Mamasinta juga mengungkapkan bahwa masyarakat adat Malind tidak pernah diajak berdiskusi oleh pemerintah, perusahaan swasta, atau bahkan militer terkait proyek PSN ini. Menurutnya, pemerintah telah menandatangani surat pelepasan tanah adat pada 2011-2010 tanpa sepengetahuan masyarakat adat, dan hal ini baru diketahui pada Agustus 2024.

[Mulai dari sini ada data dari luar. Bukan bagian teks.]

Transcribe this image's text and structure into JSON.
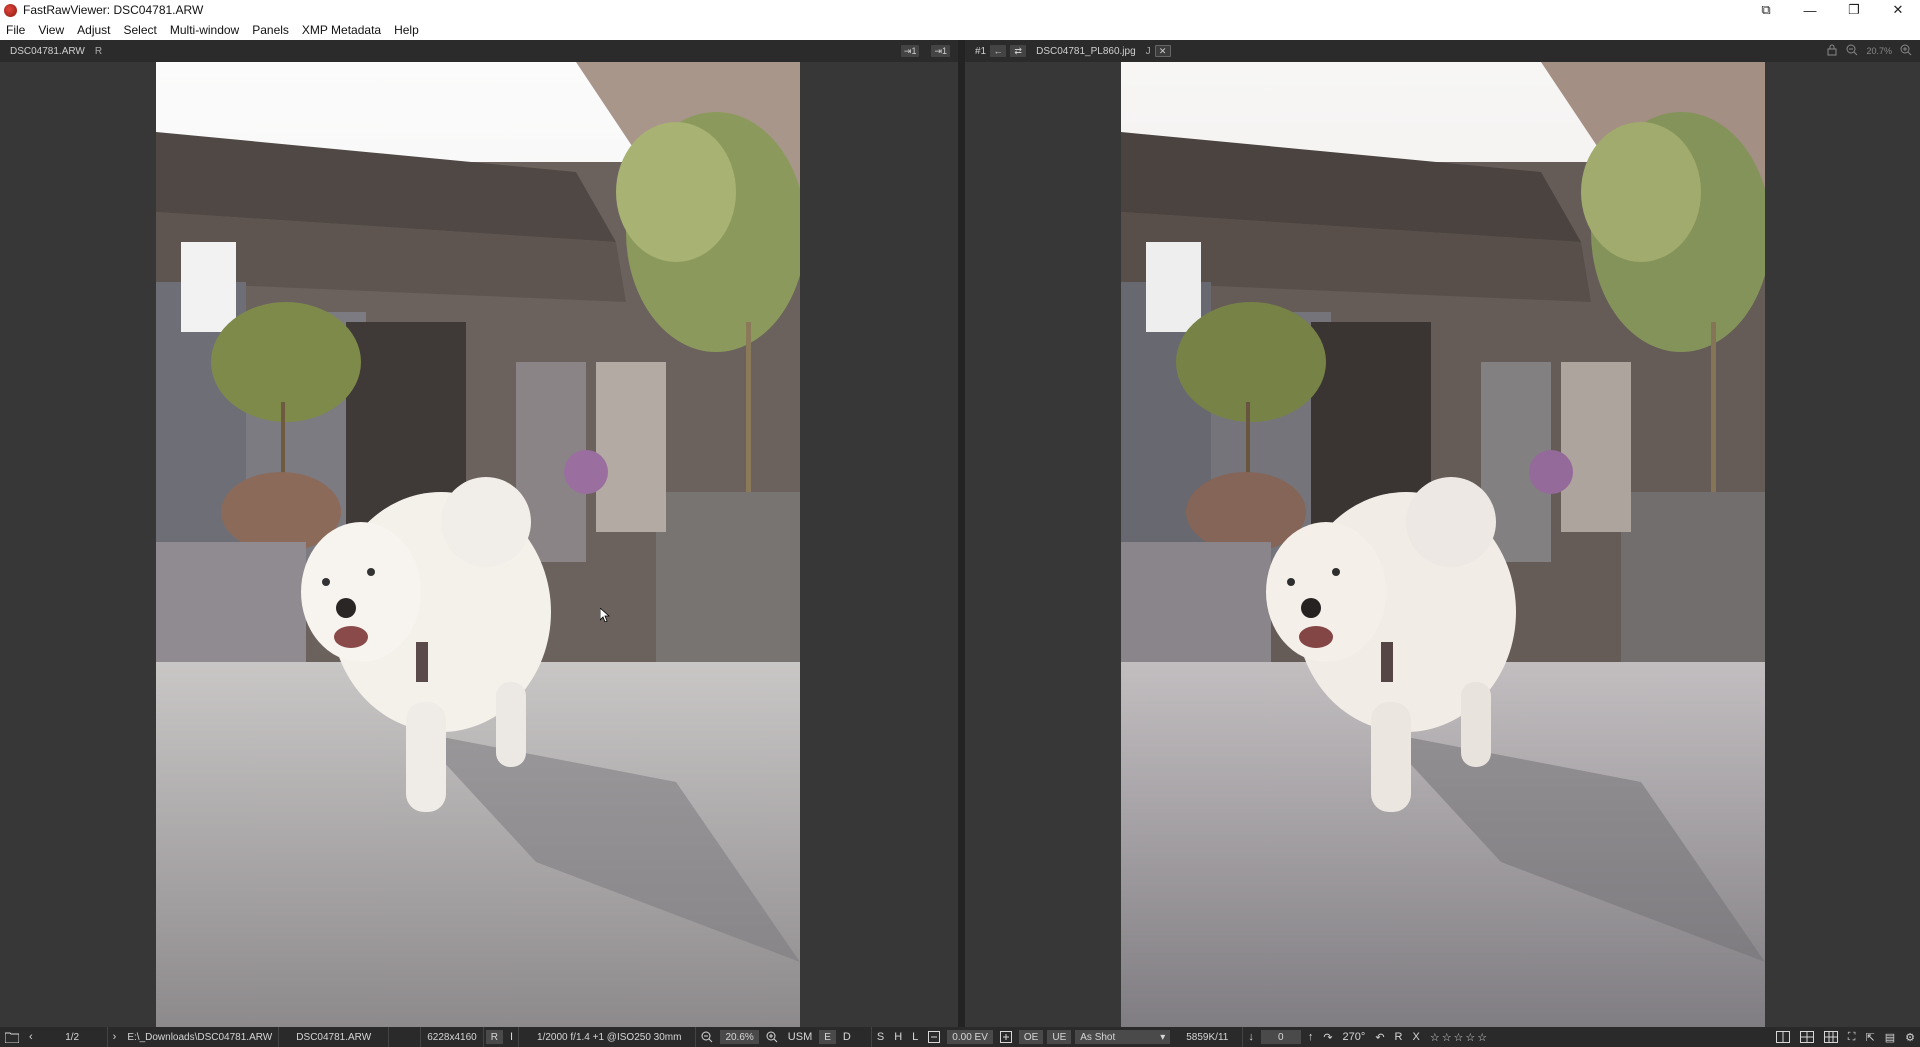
{
  "window": {
    "title": "FastRawViewer: DSC04781.ARW",
    "controls": {
      "display": "⧉",
      "minimize": "—",
      "restore": "❐",
      "close": "✕"
    }
  },
  "menu": [
    "File",
    "View",
    "Adjust",
    "Select",
    "Multi-window",
    "Panels",
    "XMP Metadata",
    "Help"
  ],
  "left_pane": {
    "filename": "DSC04781.ARW",
    "flag": "R",
    "buttons": [
      "⇥1",
      "⇥1"
    ]
  },
  "right_pane": {
    "index": "#1",
    "nav_back": "←",
    "nav_sync": "⇄",
    "filename": "DSC04781_PL860.jpg",
    "mark": "J",
    "close": "✕",
    "zoom": "20.7%"
  },
  "status": {
    "page": "1/2",
    "path": "E:\\_Downloads\\DSC04781.ARW",
    "filename": "DSC04781.ARW",
    "resolution": "6228x4160",
    "raw_flag": "R",
    "info_flag": "I",
    "exposure_info": "1/2000 f/1.4 +1 @ISO250 30mm",
    "zoom": "20.6%",
    "usm": "USM",
    "e": "E",
    "d": "D",
    "s": "S",
    "h": "H",
    "l": "L",
    "ev": "0.00 EV",
    "oe": "OE",
    "ue": "UE",
    "white_balance": "As Shot",
    "wb_value": "5859K/11",
    "tint": "0",
    "rotation": "270°",
    "reject": "R",
    "x": "X",
    "stars": "☆☆☆☆☆"
  },
  "colors": {
    "background": "#373737",
    "header": "#2b2b2b",
    "statusbar": "#2a2a2a"
  },
  "icons": [
    "app-icon",
    "folder-icon",
    "prev-icon",
    "next-icon",
    "zoom-out-icon",
    "zoom-in-icon",
    "minus-icon",
    "plus-icon",
    "arrow-down-icon",
    "arrow-up-icon",
    "rotate-right-icon",
    "rotate-left-icon",
    "lock-icon",
    "magnifier-icon",
    "layout-icons"
  ]
}
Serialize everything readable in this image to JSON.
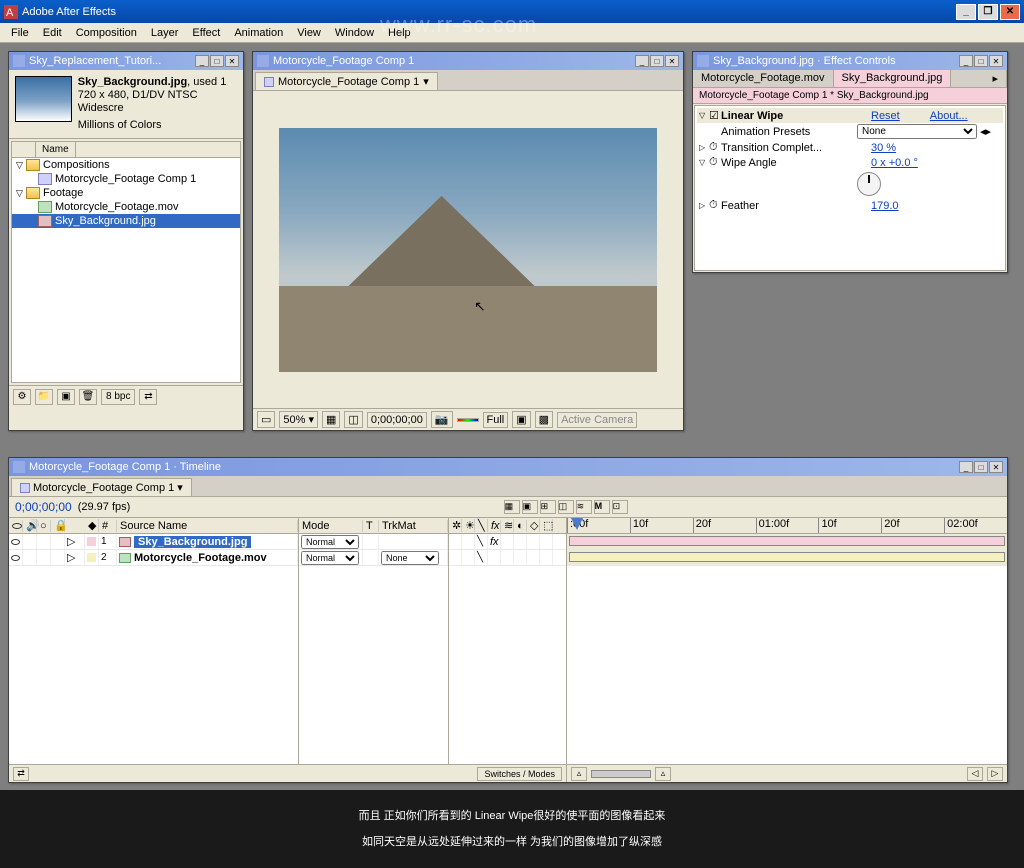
{
  "app": {
    "title": "Adobe After Effects"
  },
  "menu": [
    "File",
    "Edit",
    "Composition",
    "Layer",
    "Effect",
    "Animation",
    "View",
    "Window",
    "Help"
  ],
  "project": {
    "panel_title": "Sky_Replacement_Tutori...",
    "sel_name": "Sky_Background.jpg",
    "sel_used": ", used 1",
    "sel_dims": "720 x 480, D1/DV NTSC Widescre",
    "sel_colors": "Millions of Colors",
    "col_name": "Name",
    "items": {
      "comp_folder": "Compositions",
      "comp1": "Motorcycle_Footage Comp 1",
      "footage_folder": "Footage",
      "mov": "Motorcycle_Footage.mov",
      "img": "Sky_Background.jpg"
    },
    "bpc": "8 bpc"
  },
  "comp": {
    "panel_title": "Motorcycle_Footage Comp 1",
    "tab": "Motorcycle_Footage Comp 1",
    "zoom": "50%",
    "time": "0;00;00;00",
    "res": "Full",
    "camera": "Active Camera"
  },
  "ecw": {
    "panel_title": "Sky_Background.jpg · Effect Controls",
    "tab1": "Motorcycle_Footage.mov",
    "tab2": "Sky_Background.jpg",
    "subline": "Motorcycle_Footage Comp 1 * Sky_Background.jpg",
    "fx_name": "Linear Wipe",
    "reset": "Reset",
    "about": "About...",
    "preset_label": "Animation Presets",
    "preset_value": "None",
    "p1_label": "Transition Complet...",
    "p1_value": "30 %",
    "p2_label": "Wipe Angle",
    "p2_value": "0 x +0.0 °",
    "p3_label": "Feather",
    "p3_value": "179.0"
  },
  "timeline": {
    "panel_title": "Motorcycle_Footage Comp 1 · Timeline",
    "tab": "Motorcycle_Footage Comp 1",
    "time": "0;00;00;00",
    "fps": "(29.97 fps)",
    "col_num": "#",
    "col_src": "Source Name",
    "col_mode": "Mode",
    "col_t": "T",
    "col_trkmat": "TrkMat",
    "layers": [
      {
        "n": "1",
        "name": "Sky_Background.jpg",
        "mode": "Normal",
        "trkmat": ""
      },
      {
        "n": "2",
        "name": "Motorcycle_Footage.mov",
        "mode": "Normal",
        "trkmat": "None"
      }
    ],
    "ruler": [
      ":00f",
      "10f",
      "20f",
      "01:00f",
      "10f",
      "20f",
      "02:00f"
    ],
    "switches_label": "Switches / Modes"
  },
  "subtitle": {
    "line1": "而且 正如你们所看到的 Linear Wipe很好的使平面的图像看起来",
    "line2": "如同天空是从远处延伸过来的一样 为我们的图像增加了纵深感"
  },
  "watermark": "www.rr-sc.com"
}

“Kami merasa dibohongi oleh pemerintah. Surat tersebut disebarkan di media online resmi, tapi kami tidak pernah diberitahu sebelumnya,” ucapnya dengan nada kecewa. Ia menambahkan, Forum Masyarakat Adat juga telah mengundang tujuh suku besar di Papua untuk membahas masalah ini, dan mereka pun merasakan hal yang sama: tidak ada keterbukaan dari pihak pemerintah.

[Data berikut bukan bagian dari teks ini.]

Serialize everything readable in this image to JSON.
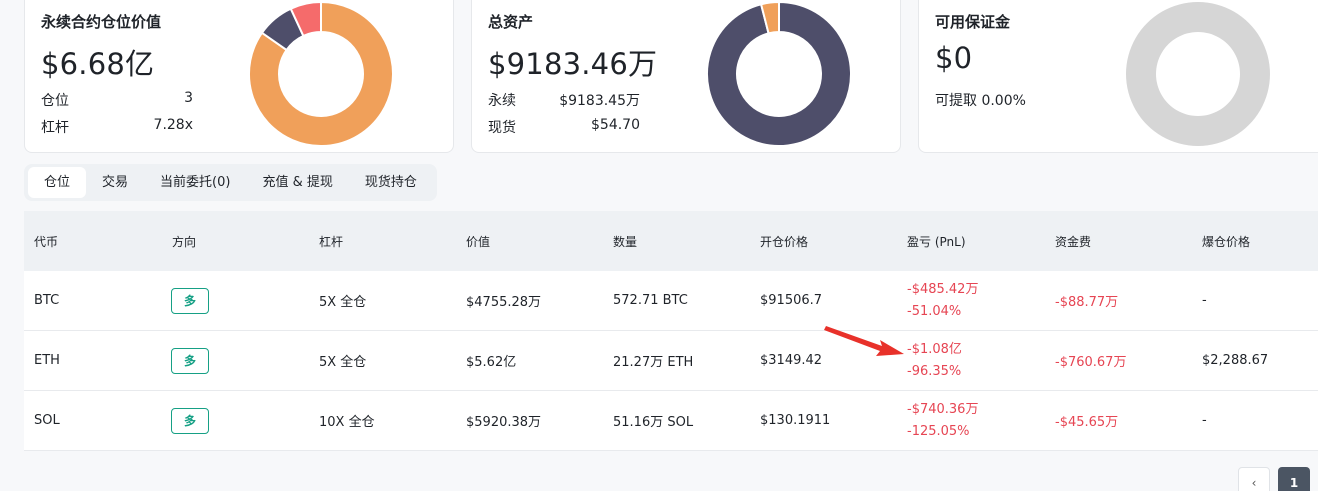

Mamasinta juga menyebutkan bahwa masyarakat telah melakukan ritual adat “sasi” sebagai bentuk protes terhadap proyek tersebut. “Masyarakat menolak cara-cara yang dilakukan pihak perusahaan dan pemerintah. Kami bahkan menghiasi wajah kami dengan tanda-tanda adat sebagai simbol duka karena hutan kami digusur dan tanah kami diambil,” jelasnya.
Ia juga menegaskan bahwa masyarakat adat di beberapa kampung seperti Wanam telah melakukan upaya untuk menghentikan proyek cetak sawah yang telah mencapai jarak 100 kilometer.